Content Detail

Japanese magnolia or Kobus magnolia is a medium-sized tree native to the forests of Japan. The early spring, goblet-shaped, slightly fragrant, white flowers are tinged with pink. In late fall, clustered seed pods split open to reveal red seeds which are attractive to birds.

  • Family (English) Magnolia
  • Family (botanic) Magnoliaceae
  • Planting site Residential and parks
  • Tree or plant type Tree
  • Foliage Deciduous (seasonally loses leaves)
  • Native locale Non-native
  • Size range Medium tree (25-40 feet)
  • Mature height 30-40 feet
  • Mature width 30-40 feet
  • Light exposure Full shade (4 hrs or less of light daily), Full sun (6 hrs direct light daily), Partial sun / shade (4-6 hrs light daily)
  • Hardiness zones Zone 3, Zone 4, Zone 5 (Chicago), Zone 6, Zone 7, Zone 8
  • Soil preference Moist, well-drained soil
  • Tolerances Alkaline soil, Dry sites
  • Season of interest early spring, mid spring
  • Flower color and fragrance Fragrant, White
  • Shape or form Oval, Round
  • Growth rate Slow
  • Transplants well Yes
  • Planting considerations May be difficult to find in nurseries, Weak wood and branch structure
  • Wildlife Insect pollinators
  • Has cultivars Yes

Native geographic location and habitat:

It is native to Japan and Korea.

Bark color and texture:

Young bark is smooth and silvery gray and becomes slightly roughened with age.

Leaf or needle arrangement, size, shape, and texture:

Simple leaves are arranged alternately on the stem. They are 3 to 6 inches long with an entire margin This tree exhibits little to no fall color.

Flower arrangement, shape, and size:

Flowers are solitary with 6 to 9 white petals.  They are mildly fragrant. Magnolias flowers do not produce nectar. They are typically pollinated by beetles that eat pollen instead of nectar.

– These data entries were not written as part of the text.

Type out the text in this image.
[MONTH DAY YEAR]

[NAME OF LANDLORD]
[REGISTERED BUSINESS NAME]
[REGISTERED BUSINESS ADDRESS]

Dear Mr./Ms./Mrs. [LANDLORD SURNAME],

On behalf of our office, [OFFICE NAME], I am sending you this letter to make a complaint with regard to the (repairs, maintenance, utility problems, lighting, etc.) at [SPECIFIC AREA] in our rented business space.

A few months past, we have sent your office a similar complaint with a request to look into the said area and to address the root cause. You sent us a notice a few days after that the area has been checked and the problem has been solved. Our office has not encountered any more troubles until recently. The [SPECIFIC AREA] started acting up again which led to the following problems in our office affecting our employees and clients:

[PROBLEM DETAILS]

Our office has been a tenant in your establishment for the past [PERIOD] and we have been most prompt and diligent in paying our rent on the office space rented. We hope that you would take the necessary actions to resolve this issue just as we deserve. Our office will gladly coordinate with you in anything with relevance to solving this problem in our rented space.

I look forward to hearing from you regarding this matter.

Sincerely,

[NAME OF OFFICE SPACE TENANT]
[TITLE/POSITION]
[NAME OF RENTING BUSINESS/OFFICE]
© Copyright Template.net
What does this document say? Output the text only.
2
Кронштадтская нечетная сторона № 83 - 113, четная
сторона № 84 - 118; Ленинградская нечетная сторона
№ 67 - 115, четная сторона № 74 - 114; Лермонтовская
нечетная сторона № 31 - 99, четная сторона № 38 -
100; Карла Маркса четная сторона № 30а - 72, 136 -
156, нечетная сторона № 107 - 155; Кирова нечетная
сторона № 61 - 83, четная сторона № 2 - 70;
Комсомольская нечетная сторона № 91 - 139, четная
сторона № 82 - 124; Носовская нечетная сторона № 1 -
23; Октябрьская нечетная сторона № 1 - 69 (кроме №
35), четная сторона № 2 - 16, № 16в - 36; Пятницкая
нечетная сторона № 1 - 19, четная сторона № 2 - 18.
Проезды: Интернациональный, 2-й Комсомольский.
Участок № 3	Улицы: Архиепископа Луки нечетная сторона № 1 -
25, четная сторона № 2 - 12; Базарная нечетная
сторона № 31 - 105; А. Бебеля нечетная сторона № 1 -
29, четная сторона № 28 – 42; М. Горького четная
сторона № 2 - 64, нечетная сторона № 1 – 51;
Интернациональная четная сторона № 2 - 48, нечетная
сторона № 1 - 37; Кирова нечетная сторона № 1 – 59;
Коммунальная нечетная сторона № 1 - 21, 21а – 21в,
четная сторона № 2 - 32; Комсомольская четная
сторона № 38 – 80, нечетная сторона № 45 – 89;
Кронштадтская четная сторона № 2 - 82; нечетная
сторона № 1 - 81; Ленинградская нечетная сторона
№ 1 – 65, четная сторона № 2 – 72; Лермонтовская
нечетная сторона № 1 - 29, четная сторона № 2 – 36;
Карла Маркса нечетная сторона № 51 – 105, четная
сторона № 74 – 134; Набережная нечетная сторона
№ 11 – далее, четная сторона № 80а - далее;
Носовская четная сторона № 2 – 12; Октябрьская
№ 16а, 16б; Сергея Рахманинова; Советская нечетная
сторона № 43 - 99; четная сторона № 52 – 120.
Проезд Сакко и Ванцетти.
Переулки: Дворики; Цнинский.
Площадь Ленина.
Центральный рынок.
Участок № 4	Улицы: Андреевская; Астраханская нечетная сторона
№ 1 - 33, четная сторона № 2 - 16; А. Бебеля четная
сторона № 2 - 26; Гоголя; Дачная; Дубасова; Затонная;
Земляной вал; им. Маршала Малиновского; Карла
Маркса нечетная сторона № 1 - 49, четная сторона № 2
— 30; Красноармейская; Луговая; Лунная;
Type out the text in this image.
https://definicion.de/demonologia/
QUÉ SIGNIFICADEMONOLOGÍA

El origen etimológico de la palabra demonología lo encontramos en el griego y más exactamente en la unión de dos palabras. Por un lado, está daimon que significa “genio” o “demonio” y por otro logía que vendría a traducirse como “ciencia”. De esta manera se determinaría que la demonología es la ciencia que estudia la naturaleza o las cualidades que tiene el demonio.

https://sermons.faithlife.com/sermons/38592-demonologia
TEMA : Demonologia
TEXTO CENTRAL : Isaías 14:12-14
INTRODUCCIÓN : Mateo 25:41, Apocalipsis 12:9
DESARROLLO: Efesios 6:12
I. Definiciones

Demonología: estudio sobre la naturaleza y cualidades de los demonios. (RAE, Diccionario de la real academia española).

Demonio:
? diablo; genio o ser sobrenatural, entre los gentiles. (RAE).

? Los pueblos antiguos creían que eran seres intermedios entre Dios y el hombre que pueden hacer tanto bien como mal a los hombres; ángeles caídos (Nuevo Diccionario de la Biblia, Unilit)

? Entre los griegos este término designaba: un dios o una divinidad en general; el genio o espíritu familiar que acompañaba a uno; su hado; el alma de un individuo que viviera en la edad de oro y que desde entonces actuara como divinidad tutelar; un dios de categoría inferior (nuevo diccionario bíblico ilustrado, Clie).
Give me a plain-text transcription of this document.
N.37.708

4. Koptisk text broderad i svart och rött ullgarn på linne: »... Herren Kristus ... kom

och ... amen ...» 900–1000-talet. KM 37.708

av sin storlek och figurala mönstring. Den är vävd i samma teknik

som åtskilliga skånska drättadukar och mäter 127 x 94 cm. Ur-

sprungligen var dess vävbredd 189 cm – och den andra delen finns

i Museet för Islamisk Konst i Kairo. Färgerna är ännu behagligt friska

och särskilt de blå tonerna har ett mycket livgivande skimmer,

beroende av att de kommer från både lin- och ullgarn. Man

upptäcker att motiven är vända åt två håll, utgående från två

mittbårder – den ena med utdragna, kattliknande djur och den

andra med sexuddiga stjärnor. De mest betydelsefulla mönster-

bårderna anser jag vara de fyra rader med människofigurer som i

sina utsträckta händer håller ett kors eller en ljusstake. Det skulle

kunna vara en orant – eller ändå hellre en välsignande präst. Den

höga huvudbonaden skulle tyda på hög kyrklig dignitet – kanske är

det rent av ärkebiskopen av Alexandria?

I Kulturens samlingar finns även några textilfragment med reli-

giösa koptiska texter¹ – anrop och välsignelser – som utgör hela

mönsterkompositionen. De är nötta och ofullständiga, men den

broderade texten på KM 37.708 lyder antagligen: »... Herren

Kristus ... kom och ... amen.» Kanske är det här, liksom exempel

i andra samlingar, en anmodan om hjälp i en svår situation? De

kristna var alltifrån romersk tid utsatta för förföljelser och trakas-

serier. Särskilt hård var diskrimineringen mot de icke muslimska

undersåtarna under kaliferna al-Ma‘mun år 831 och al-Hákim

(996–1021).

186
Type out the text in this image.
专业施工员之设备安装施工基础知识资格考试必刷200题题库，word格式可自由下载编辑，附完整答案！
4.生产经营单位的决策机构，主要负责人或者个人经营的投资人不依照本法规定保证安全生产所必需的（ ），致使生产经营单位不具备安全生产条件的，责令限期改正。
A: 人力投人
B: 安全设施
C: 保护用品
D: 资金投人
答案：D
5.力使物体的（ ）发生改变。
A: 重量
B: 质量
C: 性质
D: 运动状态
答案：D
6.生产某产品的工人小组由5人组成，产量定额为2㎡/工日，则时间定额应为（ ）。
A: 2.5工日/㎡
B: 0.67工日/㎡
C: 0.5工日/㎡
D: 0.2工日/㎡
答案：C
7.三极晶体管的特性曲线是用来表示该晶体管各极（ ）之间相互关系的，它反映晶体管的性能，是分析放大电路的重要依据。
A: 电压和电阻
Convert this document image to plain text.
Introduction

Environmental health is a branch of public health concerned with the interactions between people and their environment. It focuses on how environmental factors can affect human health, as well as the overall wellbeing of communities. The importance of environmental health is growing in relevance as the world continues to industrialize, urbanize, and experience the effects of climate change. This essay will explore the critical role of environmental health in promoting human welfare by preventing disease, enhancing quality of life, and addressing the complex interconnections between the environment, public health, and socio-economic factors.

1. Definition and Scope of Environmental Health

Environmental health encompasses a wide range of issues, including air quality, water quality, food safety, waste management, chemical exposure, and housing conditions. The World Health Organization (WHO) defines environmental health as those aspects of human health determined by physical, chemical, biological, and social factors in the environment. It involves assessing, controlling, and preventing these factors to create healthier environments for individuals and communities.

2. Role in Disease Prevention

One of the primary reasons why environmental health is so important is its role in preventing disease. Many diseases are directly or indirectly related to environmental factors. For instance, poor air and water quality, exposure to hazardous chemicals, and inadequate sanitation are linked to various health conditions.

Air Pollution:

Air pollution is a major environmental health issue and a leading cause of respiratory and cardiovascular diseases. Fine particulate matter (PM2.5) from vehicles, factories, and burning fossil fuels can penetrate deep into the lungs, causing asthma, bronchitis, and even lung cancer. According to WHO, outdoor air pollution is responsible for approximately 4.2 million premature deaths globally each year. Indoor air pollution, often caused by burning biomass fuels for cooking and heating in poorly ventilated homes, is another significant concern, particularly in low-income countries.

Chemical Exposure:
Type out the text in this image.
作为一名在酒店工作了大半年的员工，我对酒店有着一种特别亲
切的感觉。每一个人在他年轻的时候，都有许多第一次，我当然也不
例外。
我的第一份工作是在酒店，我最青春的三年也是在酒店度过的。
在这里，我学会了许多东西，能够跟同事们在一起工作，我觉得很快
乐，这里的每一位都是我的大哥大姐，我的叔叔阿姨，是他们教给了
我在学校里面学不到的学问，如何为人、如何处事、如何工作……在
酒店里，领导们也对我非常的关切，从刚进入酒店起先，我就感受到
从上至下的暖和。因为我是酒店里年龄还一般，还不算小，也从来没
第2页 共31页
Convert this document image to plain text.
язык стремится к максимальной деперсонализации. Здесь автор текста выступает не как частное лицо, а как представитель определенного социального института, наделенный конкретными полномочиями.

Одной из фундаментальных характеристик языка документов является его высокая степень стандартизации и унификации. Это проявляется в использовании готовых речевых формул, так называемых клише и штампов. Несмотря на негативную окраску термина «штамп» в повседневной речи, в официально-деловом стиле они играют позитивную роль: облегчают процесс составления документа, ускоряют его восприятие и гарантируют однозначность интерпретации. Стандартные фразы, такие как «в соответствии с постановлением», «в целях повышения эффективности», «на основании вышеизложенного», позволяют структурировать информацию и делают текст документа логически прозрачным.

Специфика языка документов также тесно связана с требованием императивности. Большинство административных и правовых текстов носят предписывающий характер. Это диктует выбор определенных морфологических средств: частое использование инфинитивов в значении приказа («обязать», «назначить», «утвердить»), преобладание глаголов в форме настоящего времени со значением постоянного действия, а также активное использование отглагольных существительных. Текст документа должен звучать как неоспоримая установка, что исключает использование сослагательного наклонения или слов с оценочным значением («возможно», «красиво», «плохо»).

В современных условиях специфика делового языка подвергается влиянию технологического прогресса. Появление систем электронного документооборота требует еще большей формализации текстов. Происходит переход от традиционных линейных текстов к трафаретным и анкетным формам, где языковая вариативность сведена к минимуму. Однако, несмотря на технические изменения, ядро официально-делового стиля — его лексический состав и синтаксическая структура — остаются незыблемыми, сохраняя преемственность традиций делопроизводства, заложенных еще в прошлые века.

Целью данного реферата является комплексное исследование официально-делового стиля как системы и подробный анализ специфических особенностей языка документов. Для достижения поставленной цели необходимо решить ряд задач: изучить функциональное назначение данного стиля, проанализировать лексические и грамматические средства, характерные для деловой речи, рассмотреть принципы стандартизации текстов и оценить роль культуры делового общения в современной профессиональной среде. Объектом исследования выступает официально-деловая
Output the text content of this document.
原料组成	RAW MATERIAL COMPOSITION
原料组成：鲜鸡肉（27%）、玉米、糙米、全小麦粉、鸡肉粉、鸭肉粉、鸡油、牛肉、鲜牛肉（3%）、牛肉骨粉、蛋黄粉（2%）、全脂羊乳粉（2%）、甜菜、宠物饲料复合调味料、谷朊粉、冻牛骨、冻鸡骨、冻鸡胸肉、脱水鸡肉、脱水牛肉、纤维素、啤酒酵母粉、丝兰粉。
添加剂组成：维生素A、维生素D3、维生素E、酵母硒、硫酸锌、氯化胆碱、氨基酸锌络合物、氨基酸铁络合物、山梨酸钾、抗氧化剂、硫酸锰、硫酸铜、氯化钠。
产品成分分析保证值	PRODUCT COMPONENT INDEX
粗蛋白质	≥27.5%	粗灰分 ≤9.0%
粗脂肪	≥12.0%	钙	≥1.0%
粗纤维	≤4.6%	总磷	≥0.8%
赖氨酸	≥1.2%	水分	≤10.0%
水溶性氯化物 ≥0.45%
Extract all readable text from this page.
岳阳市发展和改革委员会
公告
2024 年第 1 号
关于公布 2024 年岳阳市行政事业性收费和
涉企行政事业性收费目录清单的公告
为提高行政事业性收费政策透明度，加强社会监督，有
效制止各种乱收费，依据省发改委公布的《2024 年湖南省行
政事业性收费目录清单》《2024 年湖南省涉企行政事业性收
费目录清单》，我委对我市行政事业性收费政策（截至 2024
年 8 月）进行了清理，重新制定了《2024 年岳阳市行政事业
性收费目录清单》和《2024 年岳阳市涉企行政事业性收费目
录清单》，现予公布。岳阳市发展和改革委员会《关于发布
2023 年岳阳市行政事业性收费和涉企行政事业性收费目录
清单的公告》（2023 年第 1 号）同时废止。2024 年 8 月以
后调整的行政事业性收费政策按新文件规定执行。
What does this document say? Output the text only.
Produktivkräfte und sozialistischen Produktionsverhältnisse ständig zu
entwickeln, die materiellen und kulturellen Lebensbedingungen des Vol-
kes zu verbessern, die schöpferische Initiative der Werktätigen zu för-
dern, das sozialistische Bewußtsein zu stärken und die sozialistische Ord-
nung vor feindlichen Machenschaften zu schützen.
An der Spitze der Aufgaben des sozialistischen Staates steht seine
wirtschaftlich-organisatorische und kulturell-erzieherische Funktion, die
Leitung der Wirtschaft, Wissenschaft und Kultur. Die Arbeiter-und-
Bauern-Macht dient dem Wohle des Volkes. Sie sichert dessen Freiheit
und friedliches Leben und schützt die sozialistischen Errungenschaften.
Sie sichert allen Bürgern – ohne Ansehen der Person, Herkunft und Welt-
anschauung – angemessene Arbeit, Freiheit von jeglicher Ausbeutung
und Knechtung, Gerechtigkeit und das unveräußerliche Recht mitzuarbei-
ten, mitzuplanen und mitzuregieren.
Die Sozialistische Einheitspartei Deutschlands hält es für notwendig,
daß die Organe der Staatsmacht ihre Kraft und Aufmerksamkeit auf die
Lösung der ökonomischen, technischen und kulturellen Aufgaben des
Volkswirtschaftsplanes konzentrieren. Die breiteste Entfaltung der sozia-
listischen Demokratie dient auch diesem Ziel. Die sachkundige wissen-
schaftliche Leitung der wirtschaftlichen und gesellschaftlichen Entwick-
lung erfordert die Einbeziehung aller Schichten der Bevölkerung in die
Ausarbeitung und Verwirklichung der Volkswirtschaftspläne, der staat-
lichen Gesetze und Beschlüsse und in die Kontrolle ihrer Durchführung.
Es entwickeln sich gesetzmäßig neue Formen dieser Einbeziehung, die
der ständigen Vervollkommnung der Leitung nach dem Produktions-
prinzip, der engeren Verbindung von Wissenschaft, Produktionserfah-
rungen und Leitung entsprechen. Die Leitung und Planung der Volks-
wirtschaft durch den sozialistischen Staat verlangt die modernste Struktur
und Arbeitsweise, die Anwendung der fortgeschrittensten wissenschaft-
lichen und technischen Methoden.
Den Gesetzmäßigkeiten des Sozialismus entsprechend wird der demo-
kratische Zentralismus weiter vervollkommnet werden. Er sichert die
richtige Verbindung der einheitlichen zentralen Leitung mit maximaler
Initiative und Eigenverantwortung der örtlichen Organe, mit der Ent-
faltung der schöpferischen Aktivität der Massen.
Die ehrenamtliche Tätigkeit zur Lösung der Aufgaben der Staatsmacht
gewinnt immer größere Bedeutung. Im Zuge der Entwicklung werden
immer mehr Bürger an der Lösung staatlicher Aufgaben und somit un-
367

Fruit, cone, nut, and seed descriptions:

The fruit is a pickle-shaped structure (aggregate) that matures from green to pink, then red.  When mature, the structure splits open to reveal seeds.

Plant care: 

This tree should be planted only in the Spring in a sheltered  location to avoid damage from strong winds. It should be sited in full sun for best flowering potential. Magnolias are shallow-rooted and benefit from a layer of mulch to moderate soil temperature fluctuation and conserve moisture. Pruning should be done after flowering.

List of pests, diseases, and tolerances:

Potential problems include magnolia scale, verticillium wilt and chlorosis in high pH soils.  Flowers are susceptible to frost damage.